Kids love, too. And here is another example of God’s attention to detail. He makes children just stupid enough that what they love is you. They love you with an unalloyed, complete, and trusting love. Even if you did kill Pooh.
Of course the kind of love I knew about when I knew nothing about love is still around. This led to me becoming a father for a second time. And then you really start to learn things.
Anybody can have one kid. Having one kid is like owning a dog—albeit a dog that stays a puppy for twenty-two years and never learns to fetch anything but credit card bills and nose colds. But going from one kid to two kids is like going from owning a dog to running a zoo.
It takes about two hours per meal to feed Muffin and Poppet, three hours to get them dressed, with an additional hour for finding lost shoes. It takes two hours to get them undressed, two more hours for bathtub, bath tantrums, and bathroom mop-up, an hour to get them into their Dr. Dentons, and three hours of reading The House at Pooh Corner to put them to sleep. By this point it’s one in the morning. And yet, in most American families, both parents work. When? And why does America’s economy do all right in spite of this?
Don’t ask me. I already get enough questions at home from Muffin.
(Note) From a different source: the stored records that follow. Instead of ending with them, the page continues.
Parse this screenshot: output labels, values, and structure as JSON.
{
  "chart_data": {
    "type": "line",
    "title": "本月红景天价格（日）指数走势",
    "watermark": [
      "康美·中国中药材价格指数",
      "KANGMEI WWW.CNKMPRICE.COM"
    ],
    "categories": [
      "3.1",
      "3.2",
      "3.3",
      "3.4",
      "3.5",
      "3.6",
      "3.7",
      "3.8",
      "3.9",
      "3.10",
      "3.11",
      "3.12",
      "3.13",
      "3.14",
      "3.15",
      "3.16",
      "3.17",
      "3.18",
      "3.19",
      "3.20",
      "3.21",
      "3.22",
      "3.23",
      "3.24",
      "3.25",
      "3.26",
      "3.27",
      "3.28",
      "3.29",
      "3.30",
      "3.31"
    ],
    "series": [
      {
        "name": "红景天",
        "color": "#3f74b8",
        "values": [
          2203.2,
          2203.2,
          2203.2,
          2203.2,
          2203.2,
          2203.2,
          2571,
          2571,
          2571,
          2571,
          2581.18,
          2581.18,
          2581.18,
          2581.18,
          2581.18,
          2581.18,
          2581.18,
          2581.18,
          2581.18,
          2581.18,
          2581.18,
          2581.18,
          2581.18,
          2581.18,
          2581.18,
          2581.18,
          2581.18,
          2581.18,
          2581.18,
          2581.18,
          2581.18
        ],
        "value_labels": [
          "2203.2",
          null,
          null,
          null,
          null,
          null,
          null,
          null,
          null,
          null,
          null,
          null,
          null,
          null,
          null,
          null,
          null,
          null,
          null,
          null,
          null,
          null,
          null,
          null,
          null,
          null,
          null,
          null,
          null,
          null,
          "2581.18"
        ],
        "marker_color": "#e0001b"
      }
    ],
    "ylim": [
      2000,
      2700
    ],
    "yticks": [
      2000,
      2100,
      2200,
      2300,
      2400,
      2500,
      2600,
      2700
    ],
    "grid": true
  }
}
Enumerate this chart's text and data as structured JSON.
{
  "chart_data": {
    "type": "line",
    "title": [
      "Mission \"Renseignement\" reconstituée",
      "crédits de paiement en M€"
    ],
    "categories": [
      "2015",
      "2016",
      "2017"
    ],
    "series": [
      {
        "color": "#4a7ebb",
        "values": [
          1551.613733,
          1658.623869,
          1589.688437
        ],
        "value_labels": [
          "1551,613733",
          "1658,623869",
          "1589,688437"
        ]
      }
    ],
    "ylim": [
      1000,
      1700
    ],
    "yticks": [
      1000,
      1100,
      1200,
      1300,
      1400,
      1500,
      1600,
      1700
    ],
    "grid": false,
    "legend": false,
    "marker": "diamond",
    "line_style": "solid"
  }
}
Most notably, upon the arrival of Poppet, “Why did you bring home a baby?”
Because I’m opposed to materialism. And having a family cures it. When a one-year-old careens across the living room, knocks over a Waterford crystal vase, smashes an antique Chinese ginger jar lamp, and pukes on the embroidered silk upholstery of the Chippendale settee, what is the reaction of a family man? “Get the video camera! She’s walking!”
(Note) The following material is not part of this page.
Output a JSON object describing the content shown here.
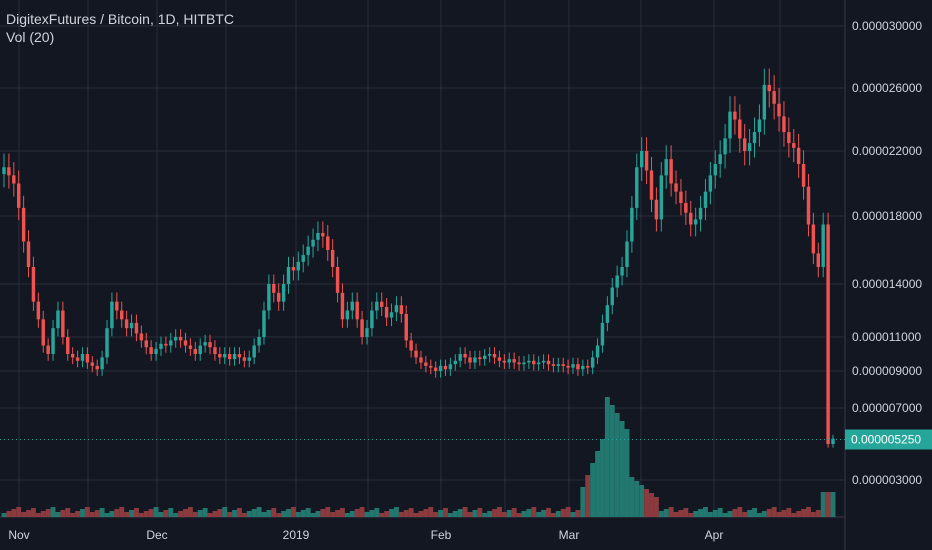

Having kids defines fun down—just in time for middle age when having fun isn’t much fun anymore anyway. I used to think booze and sex would bring me joy. Now it’s a nap. Or a business trip to a Motel 6 in Dayton. Where I can go to the john in peace. Wow, a dry towel. And twenty-six channels to myself.
It’s important to have somebody around the house who’s in trouble besides me. I rarely miss the toilet bowl. Actually—I’m informed by a reliable source that I’m married to—that’s a fib. But I rarely miss with No. 2. There’s the absolute and unconditional affection I receive—from the makers of Pampers, Play-Doh, Legos, Froot Loops, et cetera. I get an excuse to indulge in a longtime private fantasy and build a major Barbie collection. No, scratch that.
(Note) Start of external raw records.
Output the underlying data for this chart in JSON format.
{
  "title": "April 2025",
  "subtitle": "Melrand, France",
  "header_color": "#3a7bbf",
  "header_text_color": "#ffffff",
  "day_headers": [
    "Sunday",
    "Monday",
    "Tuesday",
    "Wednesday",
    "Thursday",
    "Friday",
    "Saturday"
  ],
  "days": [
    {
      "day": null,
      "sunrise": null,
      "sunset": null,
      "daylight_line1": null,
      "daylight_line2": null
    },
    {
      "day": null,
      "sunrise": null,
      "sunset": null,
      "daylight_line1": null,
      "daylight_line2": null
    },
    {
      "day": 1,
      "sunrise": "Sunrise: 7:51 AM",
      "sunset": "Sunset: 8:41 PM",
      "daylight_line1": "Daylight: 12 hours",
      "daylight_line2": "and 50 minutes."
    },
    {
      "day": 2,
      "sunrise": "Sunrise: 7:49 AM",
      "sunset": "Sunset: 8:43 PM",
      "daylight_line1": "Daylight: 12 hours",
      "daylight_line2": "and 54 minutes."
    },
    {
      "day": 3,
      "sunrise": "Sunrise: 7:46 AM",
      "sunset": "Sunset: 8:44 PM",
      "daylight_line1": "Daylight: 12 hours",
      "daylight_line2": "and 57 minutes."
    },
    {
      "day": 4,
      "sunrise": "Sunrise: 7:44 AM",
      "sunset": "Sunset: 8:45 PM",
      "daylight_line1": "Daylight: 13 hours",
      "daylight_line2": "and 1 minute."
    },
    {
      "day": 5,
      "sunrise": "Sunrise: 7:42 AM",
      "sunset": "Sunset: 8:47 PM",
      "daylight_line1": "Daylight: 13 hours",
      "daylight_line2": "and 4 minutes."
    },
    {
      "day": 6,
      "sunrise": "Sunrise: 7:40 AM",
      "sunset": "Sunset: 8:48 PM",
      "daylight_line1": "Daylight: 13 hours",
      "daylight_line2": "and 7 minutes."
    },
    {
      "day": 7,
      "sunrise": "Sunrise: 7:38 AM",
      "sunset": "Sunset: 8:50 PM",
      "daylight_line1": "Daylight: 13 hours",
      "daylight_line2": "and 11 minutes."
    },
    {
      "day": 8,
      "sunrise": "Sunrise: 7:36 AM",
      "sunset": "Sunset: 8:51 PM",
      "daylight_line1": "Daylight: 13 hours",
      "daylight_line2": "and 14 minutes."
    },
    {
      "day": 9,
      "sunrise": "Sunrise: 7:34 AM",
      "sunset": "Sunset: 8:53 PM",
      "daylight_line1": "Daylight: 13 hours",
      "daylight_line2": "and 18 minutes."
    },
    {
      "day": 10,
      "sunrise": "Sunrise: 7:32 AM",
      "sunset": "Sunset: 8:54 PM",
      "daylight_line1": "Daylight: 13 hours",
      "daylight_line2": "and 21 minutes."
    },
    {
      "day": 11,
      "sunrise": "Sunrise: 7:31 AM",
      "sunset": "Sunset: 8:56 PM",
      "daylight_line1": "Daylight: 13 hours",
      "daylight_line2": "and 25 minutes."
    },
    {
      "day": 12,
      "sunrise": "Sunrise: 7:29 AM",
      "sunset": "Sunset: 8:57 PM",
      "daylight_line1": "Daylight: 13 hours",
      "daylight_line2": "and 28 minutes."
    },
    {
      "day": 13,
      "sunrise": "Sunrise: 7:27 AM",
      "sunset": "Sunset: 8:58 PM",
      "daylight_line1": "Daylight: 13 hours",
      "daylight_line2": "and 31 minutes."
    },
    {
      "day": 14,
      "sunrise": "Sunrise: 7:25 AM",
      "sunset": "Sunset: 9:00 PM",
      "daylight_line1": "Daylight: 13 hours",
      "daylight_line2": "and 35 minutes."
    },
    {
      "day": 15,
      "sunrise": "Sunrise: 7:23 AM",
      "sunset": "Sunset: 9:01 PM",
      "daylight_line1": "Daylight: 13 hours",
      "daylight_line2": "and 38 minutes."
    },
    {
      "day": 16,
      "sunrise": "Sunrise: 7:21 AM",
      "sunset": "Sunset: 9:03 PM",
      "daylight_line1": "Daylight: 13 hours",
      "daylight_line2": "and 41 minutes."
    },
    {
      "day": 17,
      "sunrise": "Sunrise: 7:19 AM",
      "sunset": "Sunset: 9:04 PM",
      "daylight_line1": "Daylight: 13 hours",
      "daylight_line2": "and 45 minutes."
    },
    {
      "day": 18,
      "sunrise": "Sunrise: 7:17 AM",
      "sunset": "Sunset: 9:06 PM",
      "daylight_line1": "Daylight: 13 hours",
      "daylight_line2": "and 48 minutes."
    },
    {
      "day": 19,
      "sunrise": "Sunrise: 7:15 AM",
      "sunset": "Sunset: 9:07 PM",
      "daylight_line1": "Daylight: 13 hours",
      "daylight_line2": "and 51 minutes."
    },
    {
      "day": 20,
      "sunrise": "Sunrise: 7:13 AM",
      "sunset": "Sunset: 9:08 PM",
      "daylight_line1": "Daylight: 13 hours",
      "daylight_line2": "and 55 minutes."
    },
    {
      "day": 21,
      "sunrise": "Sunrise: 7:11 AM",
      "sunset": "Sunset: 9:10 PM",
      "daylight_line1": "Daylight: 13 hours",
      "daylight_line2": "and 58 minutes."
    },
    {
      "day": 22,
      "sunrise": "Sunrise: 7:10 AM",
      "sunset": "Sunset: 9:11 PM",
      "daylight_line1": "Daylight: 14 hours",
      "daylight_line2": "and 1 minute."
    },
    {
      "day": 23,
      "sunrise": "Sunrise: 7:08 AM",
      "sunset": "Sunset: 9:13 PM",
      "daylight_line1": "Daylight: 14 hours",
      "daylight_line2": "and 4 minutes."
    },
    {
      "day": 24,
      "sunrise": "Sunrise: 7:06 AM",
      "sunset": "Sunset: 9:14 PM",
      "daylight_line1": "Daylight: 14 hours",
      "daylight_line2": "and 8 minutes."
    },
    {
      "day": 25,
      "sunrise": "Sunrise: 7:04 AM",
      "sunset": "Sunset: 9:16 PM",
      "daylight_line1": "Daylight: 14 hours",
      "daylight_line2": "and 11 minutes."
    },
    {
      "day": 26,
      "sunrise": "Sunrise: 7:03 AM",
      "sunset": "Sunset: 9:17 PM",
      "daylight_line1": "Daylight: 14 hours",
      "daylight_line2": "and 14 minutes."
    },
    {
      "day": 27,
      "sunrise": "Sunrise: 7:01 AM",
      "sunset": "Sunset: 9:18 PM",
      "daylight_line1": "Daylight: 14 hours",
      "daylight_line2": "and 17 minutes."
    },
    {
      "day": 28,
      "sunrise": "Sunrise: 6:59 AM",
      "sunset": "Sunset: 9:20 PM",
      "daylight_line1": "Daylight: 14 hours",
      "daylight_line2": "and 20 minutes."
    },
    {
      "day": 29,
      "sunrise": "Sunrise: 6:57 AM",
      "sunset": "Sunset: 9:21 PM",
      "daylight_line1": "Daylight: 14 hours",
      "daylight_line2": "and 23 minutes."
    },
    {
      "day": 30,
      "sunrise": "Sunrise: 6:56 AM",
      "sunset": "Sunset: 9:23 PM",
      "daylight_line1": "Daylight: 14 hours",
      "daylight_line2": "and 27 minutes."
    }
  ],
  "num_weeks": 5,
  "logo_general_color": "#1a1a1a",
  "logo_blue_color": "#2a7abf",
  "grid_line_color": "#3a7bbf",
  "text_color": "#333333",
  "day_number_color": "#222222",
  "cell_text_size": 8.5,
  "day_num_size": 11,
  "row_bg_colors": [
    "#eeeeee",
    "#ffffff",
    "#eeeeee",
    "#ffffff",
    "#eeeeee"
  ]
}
The noblest calling in life is to shape and form a worthy human character. Mrs. O says that’s why she wanted to get married, but so far it hasn’t worked on me. And there’s the matter of ensuring a kind of immortality. Everyone wants to live forever, and a couple of bored kids can make one rainy Saturday afternoon seem like eternity. Plus I felt I owed it to the world to become a total idiot. Smart people cause so much trouble. I’ll bet the folks who invented the atomic bomb weren’t taking care of the kids that day. If they had been, the residents of Hiroshima would have been pelted with Pampers, Play-Doh, Legos, and Froot Loops, instead of radiation and a shock wave.
Actually, by becoming a father I’ve learned that I’m too much of a total idiot to explain anything, let alone why people have kids. In fact, I’m such a total idiot that I’m trying to talk Mrs. O into starting on a third.